5.5 Special Type - Bases 2 and 3

Base 2 has only 2 digits - 0 and 1. This means a number written in base 2 is the sum of exponents of 2.

For instance, $(27)_{10}$ = $(11011)_{2}$ = $2^{4} + 2^{3} + 2^{1}+ 2^{0}$

Therefore, if we have the numbers $a_{1} = 2^{0}, a_{2} = 2^{1}, a_{3} = 2^{2}, ... , a_{n} = 2^{n-1}$, then any integer between 1 and ($2^{n}$ - 1), both inclusive, can be formed by adding one or more from $a_1$ to $a_{n}$.

In fact, $a_{1} = 2^{0}$ to $a_{n} = 2^{n-1}$ results in the lowest value that n can take in order to be able form any integer between 1 and $(2^{n} - 1)$, both inclusive.

Therefore, if $n$ is the number of digits of the upper limit of the range when written in base $2$, then $n$ terms are required to form any integers between $1$ and the upper limit.


Now if you need to find n integers such that by adding or subtracting them you should be able to form numbers, then the integers can be used in three ways - adding it, subtracting it or not using it. As there are three possibilities, this is akin to a base 3 system, where the digits are 1, 0 and -1.

From the perspective of solving these questions all you need to note is the following. Using the integers $3^{0}$ = 1, $3^{1}$ = 3 and $3^{2}$ = 9, we will be able to form all numbers from 1 to 13 (i.e., 1 + 3 + 9), as shown below.
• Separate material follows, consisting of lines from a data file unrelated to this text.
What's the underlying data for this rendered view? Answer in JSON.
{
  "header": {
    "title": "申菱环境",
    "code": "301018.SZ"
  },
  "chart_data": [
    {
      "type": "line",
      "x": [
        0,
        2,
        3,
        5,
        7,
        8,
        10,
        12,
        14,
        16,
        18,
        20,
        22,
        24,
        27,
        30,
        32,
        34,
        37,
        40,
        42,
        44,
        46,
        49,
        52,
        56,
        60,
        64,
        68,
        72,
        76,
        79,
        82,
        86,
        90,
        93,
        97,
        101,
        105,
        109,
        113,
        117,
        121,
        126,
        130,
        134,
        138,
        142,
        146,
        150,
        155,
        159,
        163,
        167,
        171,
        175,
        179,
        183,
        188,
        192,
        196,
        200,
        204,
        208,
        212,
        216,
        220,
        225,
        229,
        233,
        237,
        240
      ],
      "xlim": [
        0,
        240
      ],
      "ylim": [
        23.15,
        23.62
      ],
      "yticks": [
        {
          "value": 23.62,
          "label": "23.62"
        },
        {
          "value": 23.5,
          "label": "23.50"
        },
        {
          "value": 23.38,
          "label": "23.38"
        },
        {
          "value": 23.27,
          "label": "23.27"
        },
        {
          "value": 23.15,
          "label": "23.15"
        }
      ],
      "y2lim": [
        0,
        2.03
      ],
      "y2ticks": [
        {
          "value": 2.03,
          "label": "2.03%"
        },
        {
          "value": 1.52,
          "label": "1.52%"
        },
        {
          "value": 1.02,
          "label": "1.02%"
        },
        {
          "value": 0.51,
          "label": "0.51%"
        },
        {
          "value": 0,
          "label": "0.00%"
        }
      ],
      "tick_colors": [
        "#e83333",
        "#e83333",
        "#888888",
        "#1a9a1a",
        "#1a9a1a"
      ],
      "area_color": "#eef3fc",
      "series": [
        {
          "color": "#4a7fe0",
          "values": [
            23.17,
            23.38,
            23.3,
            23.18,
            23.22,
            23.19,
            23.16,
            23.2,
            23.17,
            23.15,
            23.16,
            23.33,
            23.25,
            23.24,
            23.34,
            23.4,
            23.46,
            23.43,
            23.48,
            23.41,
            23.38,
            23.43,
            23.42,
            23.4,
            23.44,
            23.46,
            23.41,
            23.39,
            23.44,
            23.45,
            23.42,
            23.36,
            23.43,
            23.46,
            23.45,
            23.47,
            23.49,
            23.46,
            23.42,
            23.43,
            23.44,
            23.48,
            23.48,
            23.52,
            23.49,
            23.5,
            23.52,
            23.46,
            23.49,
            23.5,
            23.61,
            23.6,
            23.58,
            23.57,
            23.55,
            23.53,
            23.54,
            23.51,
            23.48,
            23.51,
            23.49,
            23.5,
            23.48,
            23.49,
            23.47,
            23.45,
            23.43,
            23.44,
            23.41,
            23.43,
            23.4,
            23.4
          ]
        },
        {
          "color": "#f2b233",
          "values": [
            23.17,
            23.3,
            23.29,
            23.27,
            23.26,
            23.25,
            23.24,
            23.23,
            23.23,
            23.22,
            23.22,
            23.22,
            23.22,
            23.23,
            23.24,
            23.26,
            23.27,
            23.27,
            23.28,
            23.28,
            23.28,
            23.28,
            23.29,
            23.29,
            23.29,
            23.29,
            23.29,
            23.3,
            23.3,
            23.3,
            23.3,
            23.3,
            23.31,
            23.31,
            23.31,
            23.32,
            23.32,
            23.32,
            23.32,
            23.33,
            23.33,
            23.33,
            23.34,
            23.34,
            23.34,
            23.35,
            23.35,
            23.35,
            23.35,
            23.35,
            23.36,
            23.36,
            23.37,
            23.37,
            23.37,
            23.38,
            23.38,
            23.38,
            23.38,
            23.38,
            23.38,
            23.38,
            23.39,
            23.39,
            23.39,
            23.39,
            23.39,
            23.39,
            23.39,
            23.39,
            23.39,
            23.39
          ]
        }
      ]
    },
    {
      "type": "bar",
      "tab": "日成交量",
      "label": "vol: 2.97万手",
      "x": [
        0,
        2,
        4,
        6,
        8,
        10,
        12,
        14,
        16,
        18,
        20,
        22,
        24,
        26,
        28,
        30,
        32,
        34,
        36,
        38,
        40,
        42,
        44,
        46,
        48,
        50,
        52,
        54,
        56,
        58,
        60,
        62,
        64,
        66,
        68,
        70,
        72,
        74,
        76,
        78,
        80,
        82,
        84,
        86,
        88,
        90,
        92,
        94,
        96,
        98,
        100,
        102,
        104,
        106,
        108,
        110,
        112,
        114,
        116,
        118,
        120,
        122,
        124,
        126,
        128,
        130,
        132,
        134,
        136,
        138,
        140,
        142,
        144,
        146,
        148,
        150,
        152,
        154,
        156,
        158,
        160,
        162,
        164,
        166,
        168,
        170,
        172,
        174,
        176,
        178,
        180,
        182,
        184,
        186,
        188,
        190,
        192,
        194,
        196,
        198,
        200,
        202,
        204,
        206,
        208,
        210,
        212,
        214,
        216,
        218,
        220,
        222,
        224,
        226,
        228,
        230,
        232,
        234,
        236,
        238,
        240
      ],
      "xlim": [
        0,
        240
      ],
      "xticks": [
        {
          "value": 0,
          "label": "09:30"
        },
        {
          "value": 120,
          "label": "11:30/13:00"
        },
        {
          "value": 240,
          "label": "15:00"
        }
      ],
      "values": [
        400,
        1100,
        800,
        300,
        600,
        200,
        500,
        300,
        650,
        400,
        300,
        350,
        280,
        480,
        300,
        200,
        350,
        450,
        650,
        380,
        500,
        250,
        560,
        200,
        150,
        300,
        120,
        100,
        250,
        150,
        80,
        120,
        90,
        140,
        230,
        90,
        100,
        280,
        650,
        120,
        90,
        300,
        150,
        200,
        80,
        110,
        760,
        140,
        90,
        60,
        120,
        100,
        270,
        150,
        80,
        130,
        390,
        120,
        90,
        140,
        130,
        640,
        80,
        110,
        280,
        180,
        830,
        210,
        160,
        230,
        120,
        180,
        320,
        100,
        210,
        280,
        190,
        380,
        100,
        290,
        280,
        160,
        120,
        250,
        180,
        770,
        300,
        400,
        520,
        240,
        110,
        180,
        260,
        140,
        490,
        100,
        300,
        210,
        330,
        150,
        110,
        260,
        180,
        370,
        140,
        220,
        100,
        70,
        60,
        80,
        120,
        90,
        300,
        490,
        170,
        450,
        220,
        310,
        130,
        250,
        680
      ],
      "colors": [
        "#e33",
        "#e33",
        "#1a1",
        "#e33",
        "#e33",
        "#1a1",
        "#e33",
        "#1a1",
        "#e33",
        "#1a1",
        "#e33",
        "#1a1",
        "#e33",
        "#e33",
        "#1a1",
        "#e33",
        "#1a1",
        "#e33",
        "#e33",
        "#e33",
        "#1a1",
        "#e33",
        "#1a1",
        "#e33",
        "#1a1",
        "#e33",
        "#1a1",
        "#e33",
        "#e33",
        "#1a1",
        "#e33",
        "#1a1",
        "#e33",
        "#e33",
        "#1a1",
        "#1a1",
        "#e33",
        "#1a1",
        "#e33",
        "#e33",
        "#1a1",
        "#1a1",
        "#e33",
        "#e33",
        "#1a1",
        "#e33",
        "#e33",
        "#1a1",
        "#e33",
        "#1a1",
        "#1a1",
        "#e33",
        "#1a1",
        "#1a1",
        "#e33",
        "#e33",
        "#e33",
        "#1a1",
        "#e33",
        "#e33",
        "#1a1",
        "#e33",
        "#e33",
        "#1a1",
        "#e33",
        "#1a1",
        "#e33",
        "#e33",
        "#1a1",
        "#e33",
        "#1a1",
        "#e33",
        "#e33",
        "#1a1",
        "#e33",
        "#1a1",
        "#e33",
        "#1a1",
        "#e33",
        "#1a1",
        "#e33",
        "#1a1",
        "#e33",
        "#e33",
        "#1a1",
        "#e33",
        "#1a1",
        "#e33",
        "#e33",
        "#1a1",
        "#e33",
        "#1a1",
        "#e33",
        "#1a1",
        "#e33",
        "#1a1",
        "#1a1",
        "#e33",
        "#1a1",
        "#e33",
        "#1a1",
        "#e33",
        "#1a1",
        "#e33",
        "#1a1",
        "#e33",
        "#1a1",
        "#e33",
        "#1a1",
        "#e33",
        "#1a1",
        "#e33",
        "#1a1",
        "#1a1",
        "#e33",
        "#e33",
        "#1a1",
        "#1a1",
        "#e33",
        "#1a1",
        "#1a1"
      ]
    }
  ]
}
1 = 1	2 = 3 - 1	3 = 3	4 = 3 + 1	5 = 9 - 3 - 1	6 = 9 - 3	7 = 9 - 3 + 1
8 = 9 - 1	9 = 9	10 = 9 + 1	11 = 9 + 3 - 1	12 = 9 + 3	13 = 9 + 3 + 1

Therefore, the fewest number of items we would be using is $3^{0}, 3^{1}, 3^{2}, ... , 3^{n - 1}$ to form any number between 1 and sum of all these terms from $3^{0}$ to $3^{n - 1}$, which is $\dfrac{3^n - 1}{2}$.